In aggiunta, Miyazaki è intriso di passione cinefila. Alla sua prima apparizione Porco Rosso sta dormendo al sole con sul viso la rivista “Cinema”. I pirati della banda Mamma Aiuto li comanda un sosia di Bluto, il nemico di Braccio di Ferro. A Milano il protagonista va al cinema a vedere un film a cartoni animati, rifatto da Miyazaki fra Disney e Fleischer. Quando Porco Rosso entra all'Hotel Adriano, dove il suo amore segreto, Madame Gina, canta una bellissima canzone francese d'antan, fa il suo ingresso come Humphrey Bogart; e tutto il suo comportamento, tutta la sua figura, tutta l'atmosfera che lo circonda è una nostalgica rievocazione degli eroi cavallereschi hollywoodiani del passato.
E' un film di sole e di volo, di scontri nell'azzurro (gli aerei dalle tinte vivaci volteggiano in cielo come coriandoli colorati), di amicizie e di ricordi, di adolescenza, di malinconica maturità, di amore sottaciuto, di timidezza maschile e di attesa femminile. In “Porco Rosso” lirismo e comicità raggiungono un punto di perfetta fusione, raro forse anche per Miyazaki. Basta pensare al sublime flashback sulla grande guerra – dove persino gli aeroplani che precipitano in fiamme hanno una loro cupa bellezza – quando il capitano Pagot , ancora col suo vero viso, viene inghiottito da una nuvola e vede salire lentamente verso il cielo gli aerei dei compagni e degli avversari caduti, che si radunano in un grande arco scintillante nell'alto del cielo... una pagina degna di Frank Borzage.
Lirismo e comicità.
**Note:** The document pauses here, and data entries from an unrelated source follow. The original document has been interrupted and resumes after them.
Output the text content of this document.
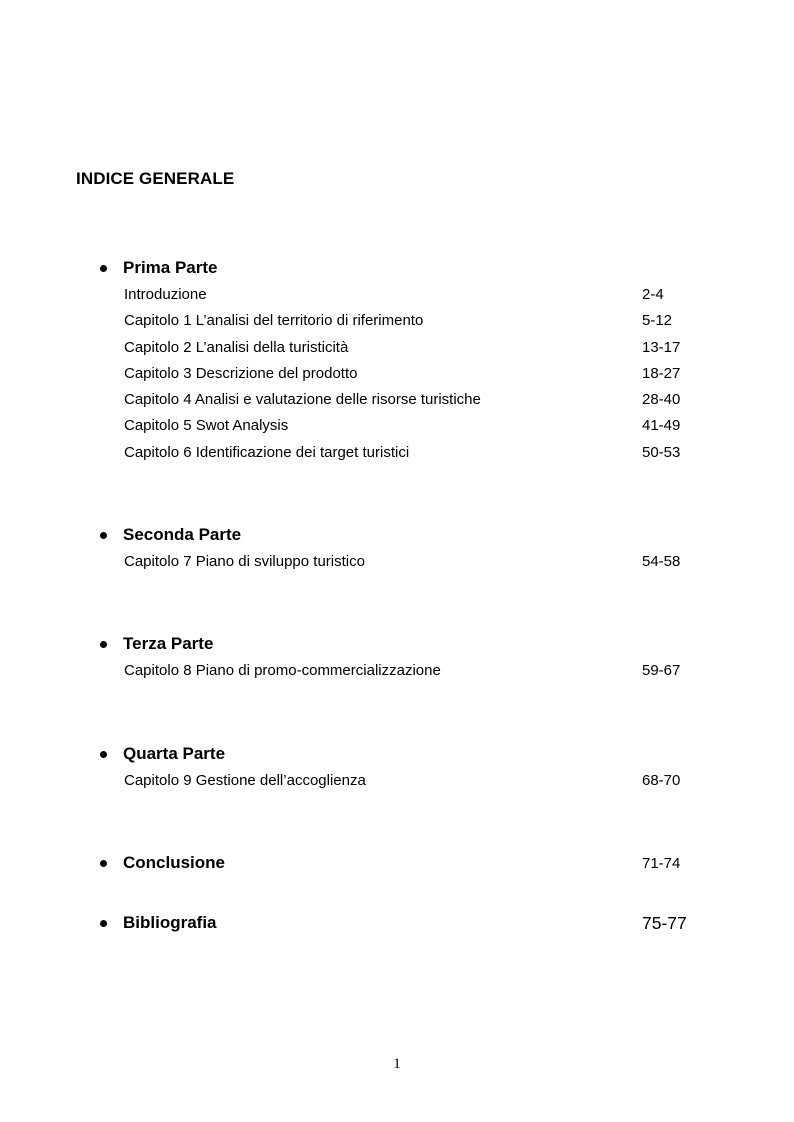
INDICE GENERALE
Prima Parte
Introduzione	2-4
Capitolo 1 L’analisi del territorio di riferimento	5-12
Capitolo 2 L’analisi della turisticità	13-17
Capitolo 3 Descrizione del prodotto	18-27
Capitolo 4 Analisi e valutazione delle risorse turistiche	28-40
Capitolo 5 Swot Analysis	41-49
Capitolo 6 Identificazione dei target turistici	50-53
Seconda Parte
Capitolo 7 Piano di sviluppo turistico	54-58
Terza Parte
Capitolo 8 Piano di promo-commercializzazione	59-67
Quarta Parte
Capitolo 9 Gestione dell’accoglienza	68-70
Conclusione	71-74
Bibliografia	75-77
1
Impagabili questi pirati che vediamo travolti e tormentati da un'orda di bambine che hanno preso come ostaggio (alla domanda se prenderle tutte il capo risponde: “Per chi rimanesse esclusa sarebbe spiacevole, no?”) - bambine per le quali il combattimento aereo che segue è il più bello dei giocattoli. Impagabile lo scontro finale fra Porco Rosso e Curtis: siccome uno ha le mitragliatrici inceppate e l'altro ha finito i colpi, duellano nel cielo tirandosi addosso pezzi di ferro e chiavi inglesi; e poi a terra diventa un match di pugilato spinto all'estremo, come quello fra John Wayne e Victor McLagen al culmine di “Un uomo tranquillo” di Ford (ma con in più una comicità infantile e ribalda alla “Lupin III”).
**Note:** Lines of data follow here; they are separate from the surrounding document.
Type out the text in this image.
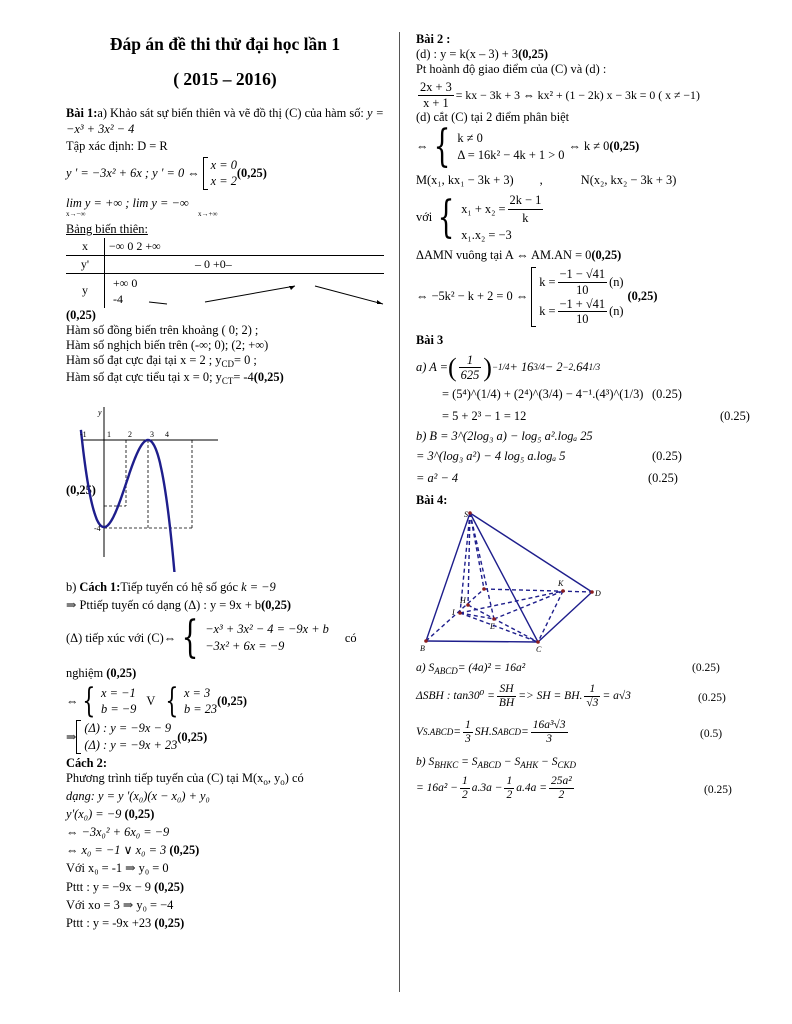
Đáp án đề thi thử đại học lần 1
( 2015 – 2016)

Bài 1:a) Khảo sát sự biến thiên và vẽ đồ thị (C) của hàm số: y = −x³ + 3x² − 4

Tập xác định: D = R

y ' = −3x² + 6x ; y ' = 0 ⇔
x = 0
x = 2
(0,25)
lim y = +∞ ; lim y = −∞
x→−∞	x→+∞

Bảng biến thiên:

x	−∞ 0 2 +∞
y'	– 0 +0–
y	+∞ 0
-4
(0,25)

Hàm số đồng biến trên khoảng ( 0; 2) ;

Hàm số nghịch biến trên (-∞; 0); (2; +∞)

Hàm số đạt cực đại tại x = 2 ; $y_{CD}= 0$ ;

Hàm số đạt cực tiểu tại x = 0; $y_{CT}= -4(0,25)$

(0,25)
-1	1 2 3 4
-4
y

b) Cách 1:Tiếp tuyến có hệ số góc k = −9

⇒ Pttiếp tuyến có dạng (Δ) : y = 9x + b(0,25)

(Δ) tiếp xúc với (C)⇔ { −x³ + 3x² − 4 = −9x + b
−3x² + 6x = −9
có

nghiệm (0,25)

⇔ { x = −1
b = −9
V { x = 3
b = 23
(0,25)
⇒
(Δ) : y = −9x − 9
(Δ) : y = −9x + 23
(0,25)

Cách 2:

Phương trình tiếp tuyến của (C) tại $M(x_o$, $y_o$) có

dạng: y = y '(x₀)(x − x₀) + y₀

y'(x₀) = −9 (0,25)

⇔ −3x₀² + 6x₀ = −9

⇔ x₀ = −1 ∨ x₀ = 3 (0,25)

Với x₀ = -1 ⇒ y₀ = 0

Pttt : y = −9x − 9 (0,25)

Với xo = 3 ⇒ y₀ = −4

Pttt : y = -9x +23 (0,25)

Bài 2 :

(d) : y = k(x – 3) + 3(0,25)

Pt hoành độ giao điểm của (C) và (d) :

$\frac{2x + 3}{x + 1}$ = kx − 3k + 3 ⇔ kx² + (1 − 2k) x − 3k = 0 ( x ≠ −1)

(d) cắt (C) tại 2 điểm phân biệt

⇔ { k ≠ 0
Δ = 16k² − 4k + 1 > 0
⇔ k ≠ 0 (0,25)
M(x₁, kx₁ − 3k + 3) ,	N(x₂, kx₂ − 3k + 3)
với { $x_1 + x_2 = \frac{2k - 1}{k}$
x₁.x₂ = −3

ΔAMN vuông tại A ⇔ AM.AN = 0(0,25)

⇔ −5k² − k + 2 = 0 ⇔
$k = \frac{-1 - √41}{10} (n)$
$k = \frac{-1 + √41}{10} (n)$
(0,25)

Bài 3

a) A = ( $\frac{1}{625}$ ) −1/4 + 16 3/4 − 2 −2 .64 1/3
= (5⁴)^(1/4) + (2⁴)^(3/4) − 4⁻¹.(4³)^(1/3) (0.25)
= 5 + 2³ − 1 = 12	(0.25)
b) B = 3^(2log₃ a) − log₅ a².logₐ 25
= 3^(log₃ a²) − 4 log₅ a.logₐ 5	(0.25)
= a² − 4	(0.25)

Bài 4:

S
K
D
H
I
E
B	C
a) $S_{ABCD}= (4a)^2 = 16a^2$	(0.25)
ΔSBH : $\tan 30^0 = \frac{SH}{BH}$ => SH = BH. $\frac{1}{√3} = a√3$	(0.25)
V S.ABCD = $\frac{1}{3} SH.S$ ABCD = $\frac{\text{16a³√3}}{3}$	(0.5)
b) $S_{BHKC} = S_{ABCD} - S_{AHK} - S_{CKD}$
= $16a^2 - \frac{1}{2} a.3a - \frac{1}{2} a.4a = \frac{\text{25a²}}{2}$	(0.25)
E' un mondo gentile, dove basta un bonario rimprovero di Gina per far arrossire i terribili pirati e dove (allorché questi vogliono distruggere l'idrovolante di Porco Rosso) basta il grande discorso di Fio sull'onore degli aviatori per renderli convinti e plaudenti. “Porco Rosso” è, per ripescare un vecchio aggettivo desueto, un film rapinoso. Impercettibilmente, certo, ma vederlo cambia la vita.